Reporters without Borders has condemned a Swiss court’s decision to convict a journalist of electoral fraud after he voted twice in order to prove failures in the system.


Joël Boissard, who works for Swiss broadcaster RTS, was fined, ordered to pay court costs and given a further suspended fine after being found guilty in early November, according to news agencies.

The incident occurred last year when Boissard, who had recently moved house, received two sets of voting documents for federal and cantonal elections on March 8th 2015.

Assuming the online system would prevent him from voting twice, he tried to do so – and succeeded.

Boissard immediately contacted the electoral authorities to report what he had done and ask them to explain the anomaly, he told news agencies.

Three weeks later, he discovered the authorities had reported him to Geneva’s public prosecutor for electoral fraud.
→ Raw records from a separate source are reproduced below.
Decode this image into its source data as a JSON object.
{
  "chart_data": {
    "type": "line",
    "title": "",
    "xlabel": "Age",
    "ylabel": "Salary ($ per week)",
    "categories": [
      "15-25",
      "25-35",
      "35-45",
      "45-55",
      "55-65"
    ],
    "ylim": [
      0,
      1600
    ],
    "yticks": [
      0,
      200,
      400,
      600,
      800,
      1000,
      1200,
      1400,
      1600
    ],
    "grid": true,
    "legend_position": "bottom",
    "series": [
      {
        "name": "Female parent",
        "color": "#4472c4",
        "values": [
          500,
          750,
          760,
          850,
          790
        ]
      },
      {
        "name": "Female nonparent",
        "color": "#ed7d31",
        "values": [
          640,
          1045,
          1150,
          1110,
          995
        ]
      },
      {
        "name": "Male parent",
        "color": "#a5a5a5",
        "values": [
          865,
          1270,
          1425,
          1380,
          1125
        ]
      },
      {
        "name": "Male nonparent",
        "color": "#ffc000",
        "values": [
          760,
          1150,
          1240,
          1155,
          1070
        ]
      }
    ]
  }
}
In making its judgement, the court in Bern decided Boissard had intentionally acted illegally, and did not take into account his job as a journalist, said ATS.

However Boissard argued that he acted in good faith, wanting to simply draw attention to a matter of public interest.

On Tuesday Reporters without Borders (RSF), which works to protect press freedoms around the world, condemned the court’s decision, saying in a statement that it was “an extraordinary attack on the media’s freedom and duty to inform the public”.

“According to his lawyer, Jamil Soussi, the European Court of Human Rights has in the past ruled in favour of journalists who broke the law solely because it was the only way to draw attention to serious problems,” it added.

“In this case, Boissard used the only way possible to confirm that the electronic voting system was flawed.”

Boissard and RTS intend to appeal to Switzerland’s highest criminal court “on the grounds that his conviction constitutes a grave violation of media freedom”, said RSF.

The Federal Criminal Court will hear the case in January.